Frequently, people with OCD must shift their role functions, as they no longer can support themselves financially, engage in social activities, or attend to household tasks. The families repeatedly are left with the added burdens of paying bills, taking care of the person, fulfilling household chores, and adapting to the life changes and hardships that accompany the mental illness. Undoubtedly, OCD is a highly distressing and disabling disorder that can significantly impair one's occupational functioning, hinder the quality of one's leisure activities, and result in upheaval and disruption in a person's social relationships.

 

In addition to the various instrumental responsibilities of the family members, their troubled loved ones often rely on them for emotional and informational support in their daily struggle with OCD. The pathological doubting, so commonly associated with OCD, causes people to doubt their senses (i.e. what they see, hear or touch) and can profoundly impair their daily performance. Thus, they may rely on relatives to offer them constant reassurance or may request that the family participate in their ritualistic behaviors to assure them that they indeed have completed a task or performed it correctly. In order to alleviate a loved one's fear and anxiety, families may become overly involved in his/her avoidance behaviors, decision making and daily responsibilities, further fostering the dependence and insecurities that are characteristic of this disorder. The coping skills group will help family members and significant others to clarify the dubious boundaries between a healthy therapeutic involvement and a maladaptive one which acts to reinforce the symptoms.

 

The goal of this focus will be to educate families about the benefits of behavior therapy, and will assist them in helping their loved ones recognize the need for treatment if they are not already in treatment. Family members will assume an active role in the behavioral intervention by encourage their loved ones to participate in and comply with treatment. Families will learn how to expose them to anxiety-provoking stimuli in a step-by-step fashion, gradually habituating them to the stressors.
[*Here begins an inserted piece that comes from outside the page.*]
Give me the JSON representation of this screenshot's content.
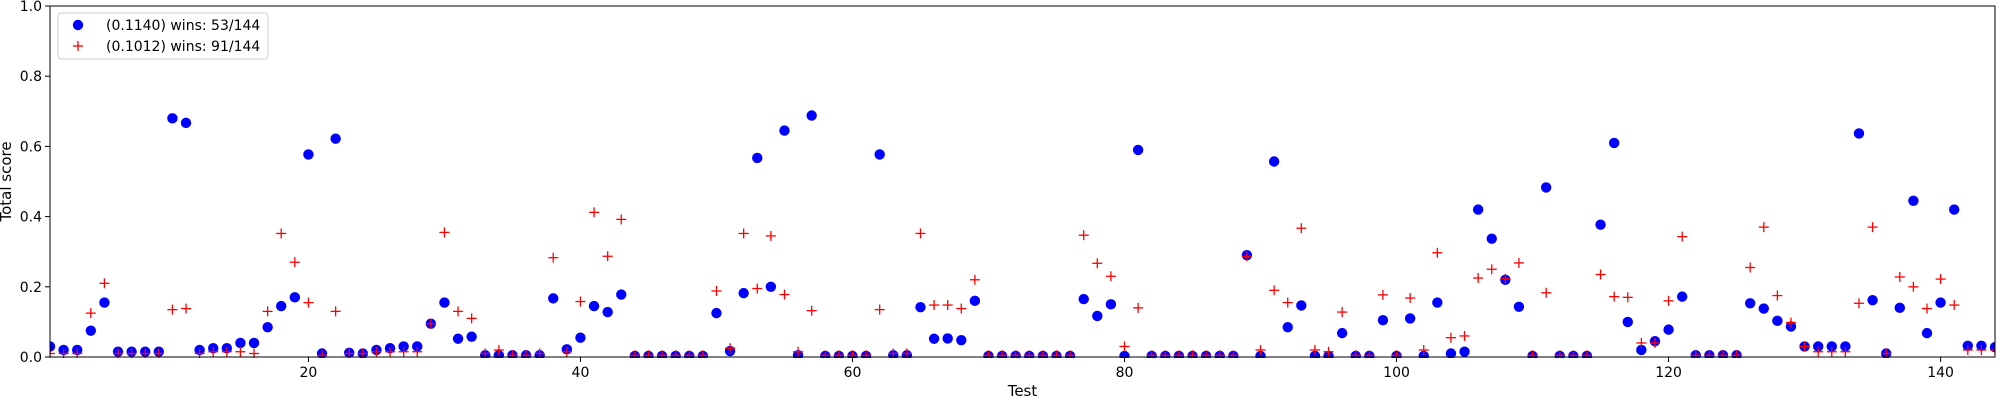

Relatives may be asked to participate in the response prevention exercises by supervising and monitoring the time and frequency the person engages in certain ritualistic behaviors. The more stringent and detailed the response-prevention instructions are for the person, the fewer decisions the person has to make with regard to what is normal and what is ritualized, ultimately resulting in better compliance.

In addition to encouraging active family participation in exposure and response prevention exercises, the coping skills group will offer an open forum for questions, discussions and concerns about obsessive compulsive disorder. The group will allow for people to share their experiences, and confide in others who have family members with OCD. The group will strive to minimize the daily stressors that families of people with OCD often experience. Moreover, the group will educate the family members about beneficial support methods, helpful coping mechanisms, and better ways to communicate their feelings and frustrations. Through the support and guidance of weekly group sessions, families will learn how to provide their loved ones with a greater sense of self-confidence and self-efficacy.